Uno degli highlights del disco è senza dubbio “Lamb Of God“, dove appare come guest star l’ex Black Sabbath Tony Martin, uno che meriterebbe di essere rilanciato in grande stile. La traccia segue le traiettore care ai Sebastien: intensità, emozioni, condite da orchestrazioni mai tronfie. Passaggi acustici aumentano il coinvolgimento e funziona l’intreccio sapiente tra i due vocalist.
Da segnalare “Sphinx In Acheron” aperta dalle tastiere, secondo un imput stilistico già presente sul debutto.Siamo alle prese con un altro mid tempo cantato con rabbia e grinta dal’ottimo George Rain, raggiunto nell’ennesimo ritornello azzeccato e nelle seguenti strofe dalla voce dolce di Marlyn Rya Poemy, a me sconosciuta, ma senz’altro dotata. Bellissima “Frozen Nightingales” la più sostenuta del lotto, con una parte centrale molto oscura e pesante dove apprezziamo il drumming di Martin Skaroupka (Cradle Of Filth) ospite per tutto l’album, mentre nella line up ufficiale figura Lucas R., fratellino del cantante.

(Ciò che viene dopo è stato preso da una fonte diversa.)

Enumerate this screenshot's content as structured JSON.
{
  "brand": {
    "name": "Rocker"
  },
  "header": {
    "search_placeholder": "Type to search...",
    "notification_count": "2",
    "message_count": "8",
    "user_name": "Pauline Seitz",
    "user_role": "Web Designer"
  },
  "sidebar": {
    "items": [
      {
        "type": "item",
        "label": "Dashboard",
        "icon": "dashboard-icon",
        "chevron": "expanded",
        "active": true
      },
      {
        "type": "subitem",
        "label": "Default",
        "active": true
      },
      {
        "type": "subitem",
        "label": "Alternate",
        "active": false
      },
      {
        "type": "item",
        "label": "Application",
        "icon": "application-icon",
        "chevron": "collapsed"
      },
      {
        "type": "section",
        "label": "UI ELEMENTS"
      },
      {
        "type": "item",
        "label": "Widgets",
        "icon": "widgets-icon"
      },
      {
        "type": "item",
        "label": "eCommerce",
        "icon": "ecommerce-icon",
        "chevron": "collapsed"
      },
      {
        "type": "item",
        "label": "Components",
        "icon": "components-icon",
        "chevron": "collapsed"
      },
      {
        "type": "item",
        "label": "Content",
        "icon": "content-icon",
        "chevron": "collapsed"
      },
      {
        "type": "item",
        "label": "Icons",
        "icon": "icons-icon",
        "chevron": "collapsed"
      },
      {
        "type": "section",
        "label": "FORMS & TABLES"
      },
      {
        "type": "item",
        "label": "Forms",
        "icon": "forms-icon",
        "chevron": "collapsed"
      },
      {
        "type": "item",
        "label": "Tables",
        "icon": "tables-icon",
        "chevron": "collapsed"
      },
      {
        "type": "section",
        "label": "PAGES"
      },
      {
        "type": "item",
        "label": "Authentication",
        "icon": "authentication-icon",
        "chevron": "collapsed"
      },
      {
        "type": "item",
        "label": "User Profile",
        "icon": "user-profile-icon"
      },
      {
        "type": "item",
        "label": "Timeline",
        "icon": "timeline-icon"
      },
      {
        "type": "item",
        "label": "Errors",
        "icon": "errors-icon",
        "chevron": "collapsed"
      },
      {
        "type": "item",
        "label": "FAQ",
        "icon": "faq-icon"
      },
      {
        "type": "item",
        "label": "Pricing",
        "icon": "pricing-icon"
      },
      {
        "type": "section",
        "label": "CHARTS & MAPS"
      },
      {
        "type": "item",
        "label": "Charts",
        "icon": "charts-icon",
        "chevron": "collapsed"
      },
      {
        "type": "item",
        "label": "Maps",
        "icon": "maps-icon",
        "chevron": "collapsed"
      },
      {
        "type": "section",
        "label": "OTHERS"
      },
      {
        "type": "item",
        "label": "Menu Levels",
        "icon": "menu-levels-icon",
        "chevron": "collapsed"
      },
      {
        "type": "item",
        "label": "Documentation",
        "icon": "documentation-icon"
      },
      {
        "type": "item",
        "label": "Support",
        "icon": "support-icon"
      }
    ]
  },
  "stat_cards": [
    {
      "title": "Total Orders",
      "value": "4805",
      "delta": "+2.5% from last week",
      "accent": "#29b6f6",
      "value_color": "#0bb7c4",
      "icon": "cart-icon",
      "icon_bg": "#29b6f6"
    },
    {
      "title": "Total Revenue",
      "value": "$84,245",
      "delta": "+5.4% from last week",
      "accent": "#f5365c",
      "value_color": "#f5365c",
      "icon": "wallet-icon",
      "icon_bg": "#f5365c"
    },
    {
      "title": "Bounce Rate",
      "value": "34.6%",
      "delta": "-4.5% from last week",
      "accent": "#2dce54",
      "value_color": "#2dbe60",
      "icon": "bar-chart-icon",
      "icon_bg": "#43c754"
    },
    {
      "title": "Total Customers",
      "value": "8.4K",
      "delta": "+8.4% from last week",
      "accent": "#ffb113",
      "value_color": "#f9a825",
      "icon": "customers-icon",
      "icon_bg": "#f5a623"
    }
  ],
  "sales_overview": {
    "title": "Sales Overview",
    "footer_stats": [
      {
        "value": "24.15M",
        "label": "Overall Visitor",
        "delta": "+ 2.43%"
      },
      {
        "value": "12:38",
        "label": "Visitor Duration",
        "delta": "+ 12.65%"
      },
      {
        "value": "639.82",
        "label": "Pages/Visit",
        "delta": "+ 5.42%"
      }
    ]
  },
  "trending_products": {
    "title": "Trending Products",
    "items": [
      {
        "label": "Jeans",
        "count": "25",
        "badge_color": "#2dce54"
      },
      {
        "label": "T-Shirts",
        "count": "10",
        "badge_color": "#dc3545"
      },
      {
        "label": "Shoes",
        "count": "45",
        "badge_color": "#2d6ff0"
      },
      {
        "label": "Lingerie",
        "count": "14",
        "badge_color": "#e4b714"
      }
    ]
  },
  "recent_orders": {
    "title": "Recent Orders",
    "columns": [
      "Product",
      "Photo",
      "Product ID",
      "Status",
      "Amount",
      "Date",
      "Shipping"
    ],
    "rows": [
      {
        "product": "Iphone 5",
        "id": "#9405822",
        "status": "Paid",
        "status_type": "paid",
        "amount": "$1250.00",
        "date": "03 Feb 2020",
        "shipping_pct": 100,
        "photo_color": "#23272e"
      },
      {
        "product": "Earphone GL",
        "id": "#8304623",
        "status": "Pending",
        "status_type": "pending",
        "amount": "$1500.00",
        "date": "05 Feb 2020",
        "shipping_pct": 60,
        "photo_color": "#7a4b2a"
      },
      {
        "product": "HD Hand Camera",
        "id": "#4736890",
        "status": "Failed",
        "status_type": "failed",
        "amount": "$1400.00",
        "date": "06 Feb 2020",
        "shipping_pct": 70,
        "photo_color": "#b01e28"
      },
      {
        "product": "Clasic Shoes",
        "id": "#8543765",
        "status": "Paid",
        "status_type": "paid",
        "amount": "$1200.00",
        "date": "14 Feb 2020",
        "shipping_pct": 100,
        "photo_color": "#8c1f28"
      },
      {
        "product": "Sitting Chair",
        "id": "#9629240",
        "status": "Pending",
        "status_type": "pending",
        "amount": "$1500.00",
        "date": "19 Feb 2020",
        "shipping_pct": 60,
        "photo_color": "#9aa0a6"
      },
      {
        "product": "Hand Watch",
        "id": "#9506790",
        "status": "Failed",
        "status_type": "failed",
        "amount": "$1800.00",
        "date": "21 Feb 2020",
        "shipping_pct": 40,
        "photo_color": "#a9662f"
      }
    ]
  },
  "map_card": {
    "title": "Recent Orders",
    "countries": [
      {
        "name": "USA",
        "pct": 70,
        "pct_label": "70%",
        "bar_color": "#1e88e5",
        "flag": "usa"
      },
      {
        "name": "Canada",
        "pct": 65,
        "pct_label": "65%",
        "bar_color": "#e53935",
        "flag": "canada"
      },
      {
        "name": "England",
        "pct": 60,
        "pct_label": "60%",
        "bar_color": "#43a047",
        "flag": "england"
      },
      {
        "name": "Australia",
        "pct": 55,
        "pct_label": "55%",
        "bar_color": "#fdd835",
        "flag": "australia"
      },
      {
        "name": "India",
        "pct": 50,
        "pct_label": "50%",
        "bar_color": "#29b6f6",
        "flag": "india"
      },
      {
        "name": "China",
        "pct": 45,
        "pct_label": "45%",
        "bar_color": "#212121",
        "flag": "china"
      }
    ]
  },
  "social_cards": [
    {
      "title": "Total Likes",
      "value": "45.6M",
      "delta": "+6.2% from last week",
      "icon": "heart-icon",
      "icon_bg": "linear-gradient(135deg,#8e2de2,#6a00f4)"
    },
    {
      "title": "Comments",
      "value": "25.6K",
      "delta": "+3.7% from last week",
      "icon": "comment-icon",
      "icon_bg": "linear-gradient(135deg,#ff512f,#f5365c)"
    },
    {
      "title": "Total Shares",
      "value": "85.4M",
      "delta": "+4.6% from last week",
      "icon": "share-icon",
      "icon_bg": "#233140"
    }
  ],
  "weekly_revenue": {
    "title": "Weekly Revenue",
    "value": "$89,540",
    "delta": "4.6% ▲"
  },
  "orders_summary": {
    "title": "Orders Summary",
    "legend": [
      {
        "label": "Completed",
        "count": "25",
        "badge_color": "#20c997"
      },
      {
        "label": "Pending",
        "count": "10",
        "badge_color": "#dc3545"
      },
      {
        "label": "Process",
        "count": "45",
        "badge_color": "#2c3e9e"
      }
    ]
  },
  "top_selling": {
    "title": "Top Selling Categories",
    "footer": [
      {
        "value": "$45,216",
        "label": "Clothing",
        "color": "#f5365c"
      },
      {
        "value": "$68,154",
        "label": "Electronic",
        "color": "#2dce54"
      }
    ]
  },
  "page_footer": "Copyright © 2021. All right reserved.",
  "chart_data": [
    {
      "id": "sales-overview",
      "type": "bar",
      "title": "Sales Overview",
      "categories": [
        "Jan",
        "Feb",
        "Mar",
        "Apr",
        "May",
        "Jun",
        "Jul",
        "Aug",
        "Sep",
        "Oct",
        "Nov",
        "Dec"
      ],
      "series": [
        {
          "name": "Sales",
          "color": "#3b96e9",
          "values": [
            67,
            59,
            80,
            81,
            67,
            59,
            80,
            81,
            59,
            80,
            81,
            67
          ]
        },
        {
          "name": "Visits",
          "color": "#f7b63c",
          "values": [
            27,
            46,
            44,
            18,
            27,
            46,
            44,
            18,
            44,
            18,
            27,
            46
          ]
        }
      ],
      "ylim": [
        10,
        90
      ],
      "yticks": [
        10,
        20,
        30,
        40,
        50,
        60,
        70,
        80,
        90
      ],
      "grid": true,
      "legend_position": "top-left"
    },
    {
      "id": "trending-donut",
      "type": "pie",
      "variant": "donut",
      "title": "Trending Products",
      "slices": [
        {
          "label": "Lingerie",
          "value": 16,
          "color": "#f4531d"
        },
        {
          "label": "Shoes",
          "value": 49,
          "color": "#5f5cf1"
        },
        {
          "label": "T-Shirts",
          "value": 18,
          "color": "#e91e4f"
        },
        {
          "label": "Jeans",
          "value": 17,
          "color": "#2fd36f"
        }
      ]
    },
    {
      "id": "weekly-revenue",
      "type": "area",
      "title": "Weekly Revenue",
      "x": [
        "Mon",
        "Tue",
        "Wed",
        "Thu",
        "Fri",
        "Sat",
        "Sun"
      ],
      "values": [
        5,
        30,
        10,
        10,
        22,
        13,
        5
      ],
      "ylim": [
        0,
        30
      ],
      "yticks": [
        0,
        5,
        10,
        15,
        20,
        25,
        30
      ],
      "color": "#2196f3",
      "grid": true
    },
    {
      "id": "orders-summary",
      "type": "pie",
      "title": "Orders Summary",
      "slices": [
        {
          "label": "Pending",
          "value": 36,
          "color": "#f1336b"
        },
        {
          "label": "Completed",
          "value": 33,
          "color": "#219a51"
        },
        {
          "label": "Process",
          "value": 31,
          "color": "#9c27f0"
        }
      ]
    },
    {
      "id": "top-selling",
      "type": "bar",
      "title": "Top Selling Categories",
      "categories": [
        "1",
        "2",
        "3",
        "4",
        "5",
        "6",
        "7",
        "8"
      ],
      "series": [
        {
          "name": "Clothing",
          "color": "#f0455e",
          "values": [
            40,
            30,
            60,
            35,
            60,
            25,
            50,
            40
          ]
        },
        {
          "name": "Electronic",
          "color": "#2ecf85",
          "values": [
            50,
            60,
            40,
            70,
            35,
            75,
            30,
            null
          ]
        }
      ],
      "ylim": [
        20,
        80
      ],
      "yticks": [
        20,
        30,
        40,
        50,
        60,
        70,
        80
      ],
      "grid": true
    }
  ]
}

Altro picco è “The Ocean” complice la presenza di quel fuoriclasse di Zak Stevens (Circle II Circle, ma soprattutto ex-Savatage). C’è poco da fare, quando scende in campo la sua voce profonda, drammatica e intensa i brividi sono assicurati. Il pezzo poi è valido, decisamente, nello sfruttare il crescendo trascinandoti in un’atmosfera di tetrale dolore… e ti ritrovi così a cantare insieme a Zakk (e a George Rain), riascoltando il brano decine di volte. Applausi.
La parte finale dell’album è contraddistinta da altre tracce vincenti. “Man In The Maze” che dimostra la capacità dei Sebastien di picchiare duro, e dove torna il growl ad affiancare George Rain, “The House Of Medusa” martellante e rabbiosa, baciata da un grande refrain. E poi la doppietta conclusiva con “My Deepest Winter” e “Last Dance At Rosslyn Chapel”. La prima , dall’intro inquietante, vede la partecipazione del produttore Roland Grapow, che stavolta non imbraccia la chitarra ma canta. Non conoscevo la sua voce, non sapevo neanche sapesse cantare, e invece… il suo tono acido, quasi da vecchia strega, funziona (mi ha ricordato l’amico Kai Hansen). L’ultima traccia invece è una ballad romantica, dall’atmosfera cortigiana: chitarra acustica, tappeto orchestrale e duetto con la fanciulla di turno, Ailyn Gimenez dei Sirenia.  Anche il debut si concludeva in tal modo, ed è così che vogliono lasciarci i Sebastien, con una nota di malinconia.
Nelle tracce bonus potrete trovare la versione live di “Dorian“, tratta dal primo album, e “Headless Cross“, anch’essa live e in duetto con Tony Martin.

“Dark Chambers of Déjà Vu” è un gran disco, senza mezzi termini. I Sebastien sanno scrivere belle canzoni (e non è poco), hanno il gusto per la melodia, un cantante convincente con un suo stile e un chitarrista ispirato, dagli assoli “vivi” e sentiti, che non sbrodola note per mero autocompiacimento. Questo vi deve essere sufficiente per dar loro una chance. Ne vale decisamente la pena. 
Buon ascolto e forza Sebastien, nella speranza di non dover attendere altri cinque anni per godere di un altro gioiello come questo “Dark Chambers of Déjà Vu”.